As is clear from the Examples and Comparative Examples, the conductive microspheres of the present invention are excellent not only in normal conductivity but also in high temperature and high temperature conductivity. Even when subjected to compressive loads, there is almost no peeling or destruction of the conductive plating layer.The conductive microspheres, whose conductive plating layer has a phosphorus content of more than 4% by weight, have a low resistance value under high temperature and high humidity conditions. conductivity decreases. The compressive load also causes peeling of the conductive plating layer. When the phosphorus content is less than 1.5% by weight, although the conductivity is good, peeling or destruction of the conductive plating layer is observed due to compressive load.
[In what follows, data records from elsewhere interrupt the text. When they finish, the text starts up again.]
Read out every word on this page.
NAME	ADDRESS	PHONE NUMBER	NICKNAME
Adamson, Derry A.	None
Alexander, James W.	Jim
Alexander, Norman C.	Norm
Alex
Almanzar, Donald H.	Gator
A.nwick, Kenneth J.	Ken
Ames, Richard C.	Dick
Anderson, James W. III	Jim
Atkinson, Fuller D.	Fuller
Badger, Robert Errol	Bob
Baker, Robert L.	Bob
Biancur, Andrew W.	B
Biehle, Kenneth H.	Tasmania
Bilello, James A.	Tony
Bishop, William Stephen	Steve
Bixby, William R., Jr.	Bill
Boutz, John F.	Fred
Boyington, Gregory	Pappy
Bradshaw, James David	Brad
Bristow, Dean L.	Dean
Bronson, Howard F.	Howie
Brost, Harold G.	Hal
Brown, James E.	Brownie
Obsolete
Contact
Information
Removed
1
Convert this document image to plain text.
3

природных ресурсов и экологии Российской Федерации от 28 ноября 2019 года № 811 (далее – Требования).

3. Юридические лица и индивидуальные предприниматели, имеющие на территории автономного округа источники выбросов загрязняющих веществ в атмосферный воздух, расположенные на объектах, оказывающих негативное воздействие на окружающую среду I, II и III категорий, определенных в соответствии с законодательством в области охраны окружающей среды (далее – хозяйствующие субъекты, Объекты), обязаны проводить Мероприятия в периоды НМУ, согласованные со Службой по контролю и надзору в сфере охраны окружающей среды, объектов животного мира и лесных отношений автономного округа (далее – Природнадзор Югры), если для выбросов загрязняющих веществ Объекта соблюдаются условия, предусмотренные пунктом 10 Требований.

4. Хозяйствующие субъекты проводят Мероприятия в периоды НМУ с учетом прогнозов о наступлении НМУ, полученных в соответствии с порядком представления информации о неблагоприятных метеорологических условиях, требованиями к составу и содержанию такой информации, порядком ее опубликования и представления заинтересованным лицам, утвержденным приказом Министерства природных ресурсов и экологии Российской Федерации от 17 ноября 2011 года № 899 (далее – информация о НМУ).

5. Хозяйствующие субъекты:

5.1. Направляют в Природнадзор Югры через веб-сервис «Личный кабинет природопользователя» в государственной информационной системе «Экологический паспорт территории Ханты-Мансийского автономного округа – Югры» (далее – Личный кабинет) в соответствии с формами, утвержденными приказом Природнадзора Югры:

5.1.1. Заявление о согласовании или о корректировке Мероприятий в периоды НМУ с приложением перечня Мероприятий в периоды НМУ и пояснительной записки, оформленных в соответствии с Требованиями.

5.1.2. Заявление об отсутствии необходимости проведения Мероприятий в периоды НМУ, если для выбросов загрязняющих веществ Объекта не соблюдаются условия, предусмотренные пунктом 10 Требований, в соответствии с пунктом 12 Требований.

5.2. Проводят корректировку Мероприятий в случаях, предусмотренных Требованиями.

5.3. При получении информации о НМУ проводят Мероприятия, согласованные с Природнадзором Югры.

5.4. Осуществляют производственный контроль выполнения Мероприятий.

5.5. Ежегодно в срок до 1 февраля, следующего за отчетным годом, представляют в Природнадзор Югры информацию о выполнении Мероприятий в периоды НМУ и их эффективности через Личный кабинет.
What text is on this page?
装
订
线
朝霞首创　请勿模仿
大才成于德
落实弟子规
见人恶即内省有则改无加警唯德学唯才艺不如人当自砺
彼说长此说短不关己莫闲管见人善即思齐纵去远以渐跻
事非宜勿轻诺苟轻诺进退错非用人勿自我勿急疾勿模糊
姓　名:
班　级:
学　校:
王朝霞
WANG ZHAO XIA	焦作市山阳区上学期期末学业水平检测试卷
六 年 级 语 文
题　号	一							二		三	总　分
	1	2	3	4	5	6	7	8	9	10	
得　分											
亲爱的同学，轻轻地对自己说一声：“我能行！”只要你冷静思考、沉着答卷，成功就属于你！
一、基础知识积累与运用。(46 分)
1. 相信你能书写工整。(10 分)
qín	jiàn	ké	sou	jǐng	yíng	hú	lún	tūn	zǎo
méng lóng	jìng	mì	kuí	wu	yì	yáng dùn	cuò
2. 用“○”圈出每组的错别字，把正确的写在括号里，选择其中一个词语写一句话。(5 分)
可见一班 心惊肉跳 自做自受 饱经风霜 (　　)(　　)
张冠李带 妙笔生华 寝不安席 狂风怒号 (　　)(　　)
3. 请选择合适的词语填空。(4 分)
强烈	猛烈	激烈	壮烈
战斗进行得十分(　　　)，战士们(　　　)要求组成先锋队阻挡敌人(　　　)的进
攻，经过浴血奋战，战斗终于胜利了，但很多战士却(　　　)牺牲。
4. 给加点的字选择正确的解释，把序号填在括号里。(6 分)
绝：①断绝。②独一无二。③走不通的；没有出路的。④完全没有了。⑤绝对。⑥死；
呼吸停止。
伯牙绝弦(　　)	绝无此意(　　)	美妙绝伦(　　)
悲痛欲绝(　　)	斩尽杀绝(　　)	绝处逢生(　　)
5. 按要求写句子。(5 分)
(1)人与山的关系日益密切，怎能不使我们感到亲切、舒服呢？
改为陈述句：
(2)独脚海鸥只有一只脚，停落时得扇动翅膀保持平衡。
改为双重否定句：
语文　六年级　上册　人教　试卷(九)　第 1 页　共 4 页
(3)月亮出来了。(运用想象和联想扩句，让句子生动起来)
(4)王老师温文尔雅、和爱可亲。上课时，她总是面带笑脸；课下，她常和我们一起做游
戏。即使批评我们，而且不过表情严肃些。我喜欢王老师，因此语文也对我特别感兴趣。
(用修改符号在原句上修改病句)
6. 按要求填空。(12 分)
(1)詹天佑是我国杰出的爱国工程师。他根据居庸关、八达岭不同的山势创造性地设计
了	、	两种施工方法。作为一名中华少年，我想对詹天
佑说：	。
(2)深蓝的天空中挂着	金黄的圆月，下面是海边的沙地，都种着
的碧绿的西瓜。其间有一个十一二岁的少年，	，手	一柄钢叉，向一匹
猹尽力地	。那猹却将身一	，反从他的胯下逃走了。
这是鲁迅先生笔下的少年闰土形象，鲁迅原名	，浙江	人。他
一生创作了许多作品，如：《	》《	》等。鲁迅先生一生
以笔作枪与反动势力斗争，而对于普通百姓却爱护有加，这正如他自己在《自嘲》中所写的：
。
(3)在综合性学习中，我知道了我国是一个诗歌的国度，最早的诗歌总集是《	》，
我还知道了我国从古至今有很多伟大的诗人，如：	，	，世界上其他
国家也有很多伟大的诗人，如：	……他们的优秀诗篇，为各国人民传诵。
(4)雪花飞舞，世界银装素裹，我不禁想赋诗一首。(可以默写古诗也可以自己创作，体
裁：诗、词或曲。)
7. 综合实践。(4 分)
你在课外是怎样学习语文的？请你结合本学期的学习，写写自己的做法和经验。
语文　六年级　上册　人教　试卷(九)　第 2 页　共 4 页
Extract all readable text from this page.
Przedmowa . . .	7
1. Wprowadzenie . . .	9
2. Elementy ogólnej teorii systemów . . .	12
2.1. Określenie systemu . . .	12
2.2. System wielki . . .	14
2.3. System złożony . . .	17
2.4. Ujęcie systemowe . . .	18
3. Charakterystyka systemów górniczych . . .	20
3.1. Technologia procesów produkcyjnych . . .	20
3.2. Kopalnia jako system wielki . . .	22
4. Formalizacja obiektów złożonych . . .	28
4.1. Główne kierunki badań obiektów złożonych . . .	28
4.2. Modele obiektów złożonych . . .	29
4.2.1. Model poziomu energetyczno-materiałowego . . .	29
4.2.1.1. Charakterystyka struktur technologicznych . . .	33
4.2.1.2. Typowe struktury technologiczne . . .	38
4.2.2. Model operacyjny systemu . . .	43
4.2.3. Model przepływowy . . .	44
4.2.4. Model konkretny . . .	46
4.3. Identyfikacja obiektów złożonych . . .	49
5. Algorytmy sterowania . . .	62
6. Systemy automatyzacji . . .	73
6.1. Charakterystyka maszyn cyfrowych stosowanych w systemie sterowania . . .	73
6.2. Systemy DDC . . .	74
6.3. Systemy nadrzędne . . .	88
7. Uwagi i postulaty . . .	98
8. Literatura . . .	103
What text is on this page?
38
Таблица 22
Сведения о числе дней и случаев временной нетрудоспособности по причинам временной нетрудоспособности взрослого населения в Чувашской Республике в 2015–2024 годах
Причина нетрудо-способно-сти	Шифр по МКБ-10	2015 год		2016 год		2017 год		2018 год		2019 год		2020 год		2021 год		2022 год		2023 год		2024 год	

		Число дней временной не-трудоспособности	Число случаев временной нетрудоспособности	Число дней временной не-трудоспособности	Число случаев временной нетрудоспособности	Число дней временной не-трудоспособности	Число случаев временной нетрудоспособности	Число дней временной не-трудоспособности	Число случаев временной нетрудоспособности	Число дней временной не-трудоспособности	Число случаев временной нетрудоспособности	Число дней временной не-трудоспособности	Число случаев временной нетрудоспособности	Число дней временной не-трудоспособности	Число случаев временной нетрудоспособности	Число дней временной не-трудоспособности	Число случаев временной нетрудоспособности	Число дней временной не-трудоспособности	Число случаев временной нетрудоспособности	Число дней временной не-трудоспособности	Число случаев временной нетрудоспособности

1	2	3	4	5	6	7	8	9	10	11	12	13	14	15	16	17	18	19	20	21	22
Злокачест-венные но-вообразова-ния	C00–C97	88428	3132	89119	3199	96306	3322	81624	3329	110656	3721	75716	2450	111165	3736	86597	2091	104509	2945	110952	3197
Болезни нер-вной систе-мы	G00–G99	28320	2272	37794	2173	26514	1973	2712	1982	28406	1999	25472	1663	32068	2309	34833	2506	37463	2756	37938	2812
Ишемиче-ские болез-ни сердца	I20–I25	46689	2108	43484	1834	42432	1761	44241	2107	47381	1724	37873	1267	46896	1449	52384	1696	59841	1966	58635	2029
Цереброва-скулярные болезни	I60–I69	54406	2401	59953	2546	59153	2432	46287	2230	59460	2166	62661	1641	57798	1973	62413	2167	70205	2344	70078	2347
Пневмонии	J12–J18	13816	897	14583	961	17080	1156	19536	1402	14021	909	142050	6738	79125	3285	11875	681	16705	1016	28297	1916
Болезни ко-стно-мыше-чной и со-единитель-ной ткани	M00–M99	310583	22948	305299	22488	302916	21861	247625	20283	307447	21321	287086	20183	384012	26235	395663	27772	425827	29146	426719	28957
(The following is a blank space) (Effects of the Invention) As described above, the conductive microspheres of the present invention have good conductivity even under high temperature and high humidity conditions because the conductive thin film layer is difficult to deteriorate. Furthermore, even when a compressive load is applied, the conductive thin film layer is difficult to peel off from the resin microspheres. The conductive thin film layer is also less likely to be destroyed by compressive loads. As a result, the conductive microspheres of the present invention can be suitably used in applications such as conductive pastes, conductive adhesives, conductive adhesives, anisotropic conductive films, fillers for electromagnetic shielding resins, and magnetic materials.

that's all

Claims (1)

[Scope of Claims] 1. A conductive microsphere in which a conductive thin film layer made of nickel and/or cobalt is formed on the surface of a resin microsphere, the conductive thin film layer containing 1.5 to 4% by weight of phosphorus. conductive microspheres in a proportion of . 2. The resin microspheres are polyethylene, polypropylene, methylpentene polymer, polystyrene, polymethyl methacrylate, polyvinyl chloride, polyvinyl fluoride,
The conductive microspheres according to claim 1, which are a linear polymer of at least one of polytetrafluoroethylene, polyethylene terephthalate, polybutylene terephthalate, polysulfone, polycarbonate, polyacrylonitrile, polyacetal, and polyamide. 3. The resin microspheres contain divinylbenzene, hexatriene, divinyl ether, divinyl sulfone, diallyl carbinol, alkylene diacrylate, alkylene dimethacrylate, oligo or poly(alkylene glycol) diacrylate, oligo or poly(alkylene glycol) diacrylate, At least one monomer selected from methacrylate, alkylene triacrylate, alkylene trimethacrylate, alkylene tetraacrylate, alkylene tetramethacrylate, alkylene bisacrylamide, and alkylene bismethacrylamide,
The conductive microspheres according to claim 1, which are network polymers obtained by polymerizing alone or with other polymerizable monomers. 4. The conductive microspheres according to claim 1, wherein the thickness of the conductive thin film layer is in the range of 0.01 to 5 μm.